A tal proposito, la sentenza non è in linea con un pronunciamento anteriore (Cassazione, n. 3428 del 12 gennaio 1996), in base al quale in caso di variazione derivante da uno sconto per raggiunto volume d’affari non è necessario indicare i dati di tutte le fatture interessate, qualora nella nota di credito siano indicati il contratto che prevede lo sconto, la percentuale di sconto praticata, l’importo del volume di affari sul quale lo sconto è applicato, l’entità complessiva dello sconto ed il beneficiario dello stesso.
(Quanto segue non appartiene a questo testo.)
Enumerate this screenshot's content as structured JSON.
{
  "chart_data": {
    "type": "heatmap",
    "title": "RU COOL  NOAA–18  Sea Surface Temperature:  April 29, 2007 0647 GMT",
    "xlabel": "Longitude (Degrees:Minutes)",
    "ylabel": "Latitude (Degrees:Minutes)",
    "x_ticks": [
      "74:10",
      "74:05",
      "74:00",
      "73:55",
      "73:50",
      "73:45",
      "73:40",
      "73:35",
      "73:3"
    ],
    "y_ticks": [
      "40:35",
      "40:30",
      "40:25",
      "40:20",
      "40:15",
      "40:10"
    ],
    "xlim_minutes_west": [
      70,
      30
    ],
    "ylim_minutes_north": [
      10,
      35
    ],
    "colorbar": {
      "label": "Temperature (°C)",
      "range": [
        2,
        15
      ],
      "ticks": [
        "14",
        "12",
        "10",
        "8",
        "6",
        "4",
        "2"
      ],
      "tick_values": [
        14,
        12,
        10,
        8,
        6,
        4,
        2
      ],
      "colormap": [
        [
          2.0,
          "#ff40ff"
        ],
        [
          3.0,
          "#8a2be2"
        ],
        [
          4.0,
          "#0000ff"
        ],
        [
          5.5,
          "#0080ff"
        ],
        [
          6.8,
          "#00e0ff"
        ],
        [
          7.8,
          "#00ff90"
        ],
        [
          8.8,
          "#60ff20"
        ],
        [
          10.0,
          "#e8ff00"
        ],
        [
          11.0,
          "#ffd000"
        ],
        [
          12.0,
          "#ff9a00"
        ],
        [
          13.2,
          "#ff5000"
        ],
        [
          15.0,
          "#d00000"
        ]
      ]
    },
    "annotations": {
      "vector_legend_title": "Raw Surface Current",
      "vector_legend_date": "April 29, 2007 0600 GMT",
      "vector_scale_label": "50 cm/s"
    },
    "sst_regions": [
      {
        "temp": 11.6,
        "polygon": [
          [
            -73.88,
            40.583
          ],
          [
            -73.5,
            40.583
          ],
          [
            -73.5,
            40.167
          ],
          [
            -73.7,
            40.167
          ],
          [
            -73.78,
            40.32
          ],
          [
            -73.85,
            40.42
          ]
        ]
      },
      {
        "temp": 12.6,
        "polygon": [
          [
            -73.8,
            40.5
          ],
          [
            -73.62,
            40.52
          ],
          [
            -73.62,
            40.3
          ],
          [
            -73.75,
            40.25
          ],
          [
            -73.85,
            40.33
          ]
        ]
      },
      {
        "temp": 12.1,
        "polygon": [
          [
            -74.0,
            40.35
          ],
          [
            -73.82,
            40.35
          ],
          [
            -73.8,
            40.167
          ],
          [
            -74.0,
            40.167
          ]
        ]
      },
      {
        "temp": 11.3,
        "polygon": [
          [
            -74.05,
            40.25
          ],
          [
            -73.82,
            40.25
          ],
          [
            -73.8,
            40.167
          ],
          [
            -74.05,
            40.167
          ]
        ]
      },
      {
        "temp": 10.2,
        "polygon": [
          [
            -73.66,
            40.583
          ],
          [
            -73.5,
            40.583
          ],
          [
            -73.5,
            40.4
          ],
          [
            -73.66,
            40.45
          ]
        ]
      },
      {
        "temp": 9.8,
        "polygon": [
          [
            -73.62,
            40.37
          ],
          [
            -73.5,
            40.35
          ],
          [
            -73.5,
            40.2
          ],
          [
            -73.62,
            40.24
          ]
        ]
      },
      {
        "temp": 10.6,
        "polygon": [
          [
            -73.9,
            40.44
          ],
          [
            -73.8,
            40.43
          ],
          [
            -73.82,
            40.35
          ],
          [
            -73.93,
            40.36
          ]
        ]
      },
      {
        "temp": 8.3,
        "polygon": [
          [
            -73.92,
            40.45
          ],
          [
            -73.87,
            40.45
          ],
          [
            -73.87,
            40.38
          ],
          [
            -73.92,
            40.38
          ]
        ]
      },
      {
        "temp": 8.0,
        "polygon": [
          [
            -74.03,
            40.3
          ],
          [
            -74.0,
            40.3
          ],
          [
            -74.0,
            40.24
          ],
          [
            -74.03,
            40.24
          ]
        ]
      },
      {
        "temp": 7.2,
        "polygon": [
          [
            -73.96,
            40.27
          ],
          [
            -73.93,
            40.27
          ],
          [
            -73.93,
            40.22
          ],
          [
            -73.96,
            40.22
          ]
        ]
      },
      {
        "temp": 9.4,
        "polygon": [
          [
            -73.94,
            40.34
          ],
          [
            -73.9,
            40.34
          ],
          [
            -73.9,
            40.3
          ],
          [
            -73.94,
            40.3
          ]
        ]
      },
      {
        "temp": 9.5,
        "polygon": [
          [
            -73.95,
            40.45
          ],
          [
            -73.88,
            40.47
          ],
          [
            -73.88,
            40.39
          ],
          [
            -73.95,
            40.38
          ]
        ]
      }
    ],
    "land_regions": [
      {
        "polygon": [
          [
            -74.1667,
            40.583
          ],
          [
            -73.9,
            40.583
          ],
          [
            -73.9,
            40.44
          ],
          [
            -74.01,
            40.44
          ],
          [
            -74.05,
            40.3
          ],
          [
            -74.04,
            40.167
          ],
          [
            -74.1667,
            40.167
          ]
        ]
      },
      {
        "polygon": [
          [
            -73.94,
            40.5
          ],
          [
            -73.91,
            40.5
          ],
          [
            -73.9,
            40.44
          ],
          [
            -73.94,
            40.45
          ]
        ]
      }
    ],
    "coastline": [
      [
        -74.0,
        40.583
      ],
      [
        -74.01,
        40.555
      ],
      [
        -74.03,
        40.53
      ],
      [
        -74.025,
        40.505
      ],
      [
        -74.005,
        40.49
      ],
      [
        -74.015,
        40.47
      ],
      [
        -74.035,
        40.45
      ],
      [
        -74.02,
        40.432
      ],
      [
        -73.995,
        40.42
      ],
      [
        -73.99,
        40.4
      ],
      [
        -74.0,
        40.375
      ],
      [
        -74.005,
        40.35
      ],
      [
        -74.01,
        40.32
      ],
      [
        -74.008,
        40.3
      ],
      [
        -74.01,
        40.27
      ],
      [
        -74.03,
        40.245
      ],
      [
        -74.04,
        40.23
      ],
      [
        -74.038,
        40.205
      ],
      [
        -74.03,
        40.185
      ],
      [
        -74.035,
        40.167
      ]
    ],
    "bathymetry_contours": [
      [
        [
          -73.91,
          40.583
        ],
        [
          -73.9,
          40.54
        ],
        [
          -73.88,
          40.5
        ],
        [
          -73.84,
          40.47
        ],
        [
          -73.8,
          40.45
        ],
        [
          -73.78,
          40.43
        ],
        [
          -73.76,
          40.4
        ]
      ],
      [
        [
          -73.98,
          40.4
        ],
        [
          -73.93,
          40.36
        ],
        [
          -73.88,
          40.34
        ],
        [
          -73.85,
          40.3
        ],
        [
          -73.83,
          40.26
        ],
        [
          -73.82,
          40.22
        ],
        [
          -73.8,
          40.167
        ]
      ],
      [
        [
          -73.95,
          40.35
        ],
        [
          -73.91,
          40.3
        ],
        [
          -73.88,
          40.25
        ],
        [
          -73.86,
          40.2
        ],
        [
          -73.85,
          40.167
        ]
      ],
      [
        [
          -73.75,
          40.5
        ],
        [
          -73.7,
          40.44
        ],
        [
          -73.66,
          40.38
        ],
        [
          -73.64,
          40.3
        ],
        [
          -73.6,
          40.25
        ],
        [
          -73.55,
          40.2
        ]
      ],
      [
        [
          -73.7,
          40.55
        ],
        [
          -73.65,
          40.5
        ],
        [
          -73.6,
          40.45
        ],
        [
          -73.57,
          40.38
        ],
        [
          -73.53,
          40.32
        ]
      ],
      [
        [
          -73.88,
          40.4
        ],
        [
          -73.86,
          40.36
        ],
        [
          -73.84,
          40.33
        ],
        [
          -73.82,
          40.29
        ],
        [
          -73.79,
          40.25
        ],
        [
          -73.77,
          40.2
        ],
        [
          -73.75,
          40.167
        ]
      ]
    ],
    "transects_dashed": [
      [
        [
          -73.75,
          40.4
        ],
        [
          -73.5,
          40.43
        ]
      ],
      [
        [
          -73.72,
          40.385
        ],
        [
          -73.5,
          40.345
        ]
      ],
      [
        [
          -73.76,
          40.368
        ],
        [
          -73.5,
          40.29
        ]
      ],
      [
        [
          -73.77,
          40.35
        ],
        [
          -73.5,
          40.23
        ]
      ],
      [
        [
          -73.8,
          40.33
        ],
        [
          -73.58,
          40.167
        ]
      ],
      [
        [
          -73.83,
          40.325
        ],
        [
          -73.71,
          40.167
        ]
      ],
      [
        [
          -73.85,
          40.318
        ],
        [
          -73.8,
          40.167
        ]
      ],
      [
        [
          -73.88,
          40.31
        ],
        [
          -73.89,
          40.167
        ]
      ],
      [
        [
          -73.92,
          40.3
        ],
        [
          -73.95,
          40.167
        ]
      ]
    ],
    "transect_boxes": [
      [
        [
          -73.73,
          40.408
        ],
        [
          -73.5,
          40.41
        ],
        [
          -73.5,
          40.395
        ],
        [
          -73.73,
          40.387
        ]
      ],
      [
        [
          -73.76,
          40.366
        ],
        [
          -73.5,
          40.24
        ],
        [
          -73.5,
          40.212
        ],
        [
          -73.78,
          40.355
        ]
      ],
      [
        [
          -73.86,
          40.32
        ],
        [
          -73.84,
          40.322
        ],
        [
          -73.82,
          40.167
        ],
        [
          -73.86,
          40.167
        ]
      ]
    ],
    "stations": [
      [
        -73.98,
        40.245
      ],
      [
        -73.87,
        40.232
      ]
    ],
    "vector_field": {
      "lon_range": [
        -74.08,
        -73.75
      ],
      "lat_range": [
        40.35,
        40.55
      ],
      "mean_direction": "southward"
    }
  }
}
Non sono richiesti, quindi, riferimenti a singole transazioni: “ non essendo ricavabile da alcuna disposizione di legge, neppure per implicito, che la nota di accredito dello sconto, praticato al cliente al momento in cui questo realizzi un certo volume di affari, debba contenere anche l’indicazione specifica delle singole fatture alle quali lo stesso si riferisce ”; la Corte prosegue affermando che la nota d’accredito in questione costituisce “ documento assimilabile alla fattura, svolgendo, anche se in senso inverso a questa, analoga funzione riguardo al meccanismo applicativo del tributo ”.
Conclusioni
Per tutto quanto detto, si ritiene valido quanto disposto dalla RM n. 120/2004, ossia l’inquadramento dei premi di fine d’anno all’interno degli ‘abbuoni o sconti contrattualmente previsti’.
Appare peraltro pacifico che, qualora non esistesse alcun contratto che prevedesse questo premio, in assenza quindi di accordi, il premio risulterebbe semplice “cessione di denaro” e conseguente irrilevante ai fini IVA.
Di norma, però, si è sempre in presenza di un contratto, quindi con facoltà di emissione di nota di credito con IVA.